Talking to Alexa through an Echo speaker is often as simple as asking a question. Features like “Alexa Hunches” let you proactively know the status of your various smart home devices and can even take action on them – turning them off or changing their settings – without you having to ask. At Amazon’s event, Dave Limp, the company’s senior vice president of devices and services, said 90% of Alexa Routines (programmable collections of actions for smart home devices) are launched without a customer doesn’t say anything. This impressive stat requires some configuration on the part of the user, but it suggests that Amazon’s vision for a future with even less direct interaction with technology is achievable, if not already here for some people.
That’s very different from the vision of a company like Meta, which imagines a less intrusive computing future through augmented reality, but commits to a virtual reality present of wearing $1,000 screens on the face to go to work, hang out with friends, and have fun.

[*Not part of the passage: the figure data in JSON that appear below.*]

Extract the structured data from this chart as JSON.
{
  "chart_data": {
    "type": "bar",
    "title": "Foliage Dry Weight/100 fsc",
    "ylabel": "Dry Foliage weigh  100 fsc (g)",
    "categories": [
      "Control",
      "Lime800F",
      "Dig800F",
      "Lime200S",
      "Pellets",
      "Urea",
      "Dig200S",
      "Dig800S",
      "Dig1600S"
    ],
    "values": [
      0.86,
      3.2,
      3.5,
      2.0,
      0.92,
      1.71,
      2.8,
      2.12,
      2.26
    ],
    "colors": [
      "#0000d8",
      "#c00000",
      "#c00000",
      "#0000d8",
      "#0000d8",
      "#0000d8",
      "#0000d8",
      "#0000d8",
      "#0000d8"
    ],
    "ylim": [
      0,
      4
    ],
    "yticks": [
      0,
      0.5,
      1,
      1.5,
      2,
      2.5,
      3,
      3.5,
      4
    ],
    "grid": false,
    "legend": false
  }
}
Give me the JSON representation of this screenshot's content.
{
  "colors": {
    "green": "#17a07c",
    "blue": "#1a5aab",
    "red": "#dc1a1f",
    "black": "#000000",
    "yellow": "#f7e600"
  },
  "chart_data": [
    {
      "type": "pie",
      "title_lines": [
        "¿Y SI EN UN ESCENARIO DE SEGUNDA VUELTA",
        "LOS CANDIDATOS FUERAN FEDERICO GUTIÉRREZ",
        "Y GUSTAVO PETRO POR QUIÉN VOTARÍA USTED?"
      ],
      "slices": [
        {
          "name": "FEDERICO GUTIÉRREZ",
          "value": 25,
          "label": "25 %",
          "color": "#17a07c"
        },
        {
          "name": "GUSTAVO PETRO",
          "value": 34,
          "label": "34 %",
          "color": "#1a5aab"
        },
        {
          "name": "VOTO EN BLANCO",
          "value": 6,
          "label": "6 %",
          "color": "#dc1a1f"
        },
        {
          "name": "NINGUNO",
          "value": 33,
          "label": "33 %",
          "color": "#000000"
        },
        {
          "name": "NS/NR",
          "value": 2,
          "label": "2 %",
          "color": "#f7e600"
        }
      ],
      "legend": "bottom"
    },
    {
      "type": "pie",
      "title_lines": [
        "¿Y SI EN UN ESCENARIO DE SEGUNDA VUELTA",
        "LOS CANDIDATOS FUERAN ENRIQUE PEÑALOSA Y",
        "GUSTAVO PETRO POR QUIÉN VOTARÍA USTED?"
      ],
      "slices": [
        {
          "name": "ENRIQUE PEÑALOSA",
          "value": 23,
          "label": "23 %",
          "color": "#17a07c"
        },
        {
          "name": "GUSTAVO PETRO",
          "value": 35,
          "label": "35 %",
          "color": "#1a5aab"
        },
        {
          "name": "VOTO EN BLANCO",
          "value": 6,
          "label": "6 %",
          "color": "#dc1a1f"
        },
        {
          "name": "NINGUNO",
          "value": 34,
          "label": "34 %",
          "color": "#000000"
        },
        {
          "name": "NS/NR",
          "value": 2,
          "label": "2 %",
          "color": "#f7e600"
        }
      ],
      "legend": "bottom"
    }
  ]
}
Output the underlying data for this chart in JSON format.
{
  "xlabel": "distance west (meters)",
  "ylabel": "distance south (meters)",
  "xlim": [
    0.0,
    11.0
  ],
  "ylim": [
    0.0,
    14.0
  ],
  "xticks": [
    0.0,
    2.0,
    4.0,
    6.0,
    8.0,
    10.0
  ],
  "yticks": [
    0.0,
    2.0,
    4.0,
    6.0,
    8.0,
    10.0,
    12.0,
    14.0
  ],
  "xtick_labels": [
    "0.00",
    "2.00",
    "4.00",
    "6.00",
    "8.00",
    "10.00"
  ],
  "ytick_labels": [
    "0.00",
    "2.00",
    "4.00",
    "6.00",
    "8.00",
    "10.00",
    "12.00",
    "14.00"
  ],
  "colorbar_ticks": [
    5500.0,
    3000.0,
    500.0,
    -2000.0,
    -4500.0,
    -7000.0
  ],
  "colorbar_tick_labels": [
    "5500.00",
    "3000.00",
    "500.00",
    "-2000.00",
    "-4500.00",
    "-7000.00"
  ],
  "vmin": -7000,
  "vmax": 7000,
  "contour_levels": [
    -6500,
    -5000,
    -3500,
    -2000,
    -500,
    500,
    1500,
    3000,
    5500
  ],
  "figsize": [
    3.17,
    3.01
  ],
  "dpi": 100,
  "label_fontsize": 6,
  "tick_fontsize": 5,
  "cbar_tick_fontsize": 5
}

The Meta Quest Pro headset might end up being totally impressive, but I can’t say spending all day inside it feels any more appealing than a world where my interactions with screens are limited by default.

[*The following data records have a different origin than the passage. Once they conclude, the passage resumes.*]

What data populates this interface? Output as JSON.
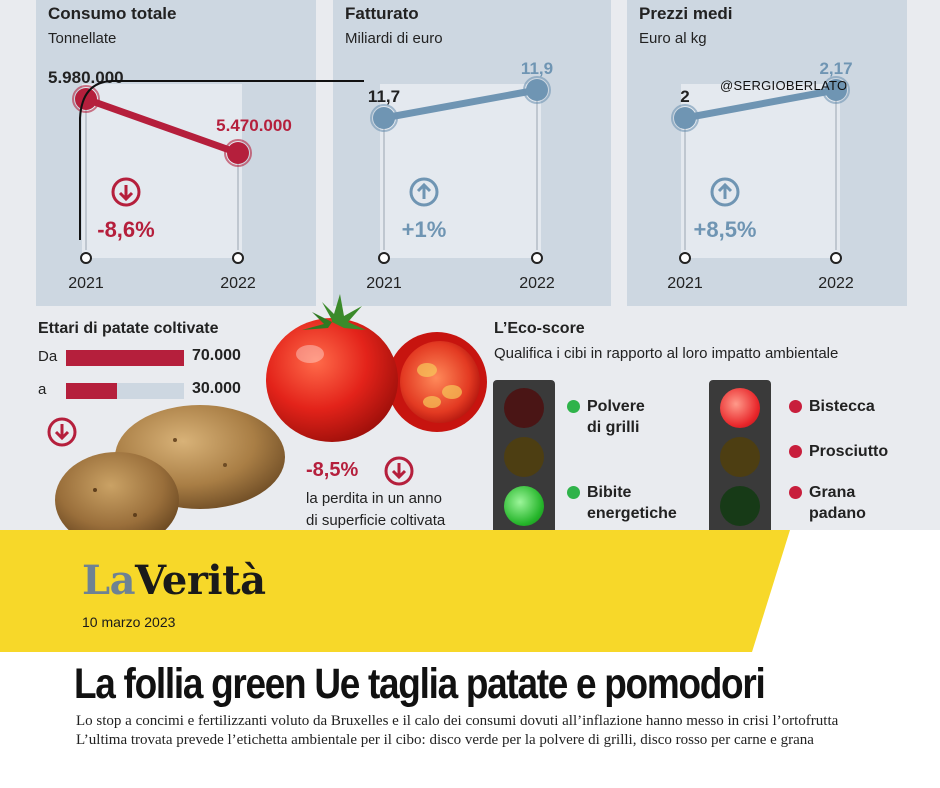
{
  "colors": {
    "consumo": "#b51f3c",
    "fatturato": "#6f95b3",
    "prezzi": "#6f95b3",
    "card_bg": "#cdd7e1",
    "banner_yellow": "#f7d829",
    "logo_la": "#6e8293"
  },
  "chart_data": [
    {
      "type": "line",
      "title": "Consumo totale",
      "subtitle": "Tonnellate",
      "categories": [
        "2021",
        "2022"
      ],
      "values": [
        5980000,
        5470000
      ],
      "value_labels": [
        "5.980.000",
        "5.470.000"
      ],
      "change_label": "-8,6%",
      "change_direction": "down",
      "change_icon": "arrow-down-circle-icon"
    },
    {
      "type": "line",
      "title": "Fatturato",
      "subtitle": "Miliardi di euro",
      "categories": [
        "2021",
        "2022"
      ],
      "values": [
        11.7,
        11.9
      ],
      "value_labels": [
        "11,7",
        "11,9"
      ],
      "change_label": "+1%",
      "change_direction": "up",
      "change_icon": "arrow-up-circle-icon"
    },
    {
      "type": "line",
      "title": "Prezzi medi",
      "subtitle": "Euro al kg",
      "categories": [
        "2021",
        "2022"
      ],
      "values": [
        2,
        2.17
      ],
      "value_labels": [
        "2",
        "2,17"
      ],
      "change_label": "+8,5%",
      "change_direction": "up",
      "change_icon": "arrow-up-circle-icon"
    },
    {
      "type": "bar",
      "title": "Ettari di patate coltivate",
      "categories": [
        "Da",
        "a"
      ],
      "values": [
        70000,
        30000
      ],
      "value_labels": [
        "70.000",
        "30.000"
      ],
      "change_icon": "arrow-down-circle-icon"
    }
  ],
  "tomato": {
    "pct": "-8,5%",
    "line1": "la perdita in un anno",
    "line2": "di superficie coltivata"
  },
  "eco_score": {
    "title": "L’Eco-score",
    "subtitle": "Qualifica i cibi in rapporto al loro impatto ambientale",
    "green_items": [
      {
        "line1": "Polvere",
        "line2": "di grilli"
      },
      {
        "line1": "Bibite",
        "line2": "energetiche"
      }
    ],
    "red_items": [
      {
        "line1": "Bistecca",
        "line2": ""
      },
      {
        "line1": "Prosciutto",
        "line2": ""
      },
      {
        "line1": "Grana",
        "line2": "padano"
      }
    ]
  },
  "handle": "@SERGIOBERLATO",
  "banner": {
    "logo_la": "La",
    "logo_verita": "Verità",
    "date": "10 marzo 2023"
  },
  "article": {
    "headline": "La follia green Ue taglia patate e pomodori",
    "subtitle_1": "Lo stop a concimi e fertilizzanti voluto da Bruxelles e il calo dei consumi dovuti all’inflazione hanno messo in crisi l’ortofrutta",
    "subtitle_2": "L’ultima trovata prevede l’etichetta ambientale per il cibo: disco verde per la polvere di grilli, disco rosso per carne e grana"
  }
}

As Limp pointedly commented in his closing remarks at the Amazon event, “the real world matters to customers.” Amazon’s products are an attempt to keep people planted here in the real world, solving things “behind the scenes” rather than dragging them to another screen. Digital Wellbeing features aside, most other companies are looking in a very different direction.
All eyes are on the next Internet
Meta isn’t the only one toying with virtual reality, augmented reality, and a future mobile internet that could connect them all. Google has made it clear that it will try to make AR glasses again, many also run companies have their own ideas about the metaverse, and Apple has pretty much announced plans to make AR and VR products for years with signs pointing to a possible January release of its own mixed reality headset. These plans only strengthen Amazon’s case.
But what isn’t on the surface of Amazon’s talk, but implicit in all of its new products, is what’s needed to make “ambient intelligence” work: lots of cameras, lots of microphones, and a ubiquitous Internet connection throughout your home.
Adding Eero mesh network expansion capabilities to the Echo Dot smart speakers is a smart way to make building your smart home easier and makes putting an Echo in every room that much more appealing. Easier networking was a mini event theme; Amazon also announced new Eero PoE 6 routers that can be powered over Ethernet and placed anywhere you can run a cable. Back on the side of the always-on microphone, the Fire TV Cube and Fire TV Omni QLED TVs give Alexa even better control of your media center.
“[Amazon’s] view of technology requires that you have a fundamentally different relationship with technology in your life…”
Amazon has privacy in mind for all of its new products, from simple things like shutters for the cameras on its Echo Show smart displays to end-to-end encryption for systems that actually process all the video and audio enterprise capture (Amazon also does on-device processing). But that doesn’t change the fact that the company’s view of technology demands that you have a fundamentally different relationship with the technology in your life, one where you’re constantly being watched rather than interacting with your computer or phone. when it suits you. That’s not to say that any of these metaverse ideas will require less oversight, but at least for now you can take the helmet off.
Increasingly, two visions of the future of how we will interact with technology and each other are emerging: one is to get even closer to the screens we already have and the other is to introduce as many proactive technology in the world around us. that we never really have to interact directly with computers. It’s hard to say if one will be better than the other or if either will come to fruition, but it looks like Amazon now knows it might be worth pitching as an alternative to the hype. of the metaverse.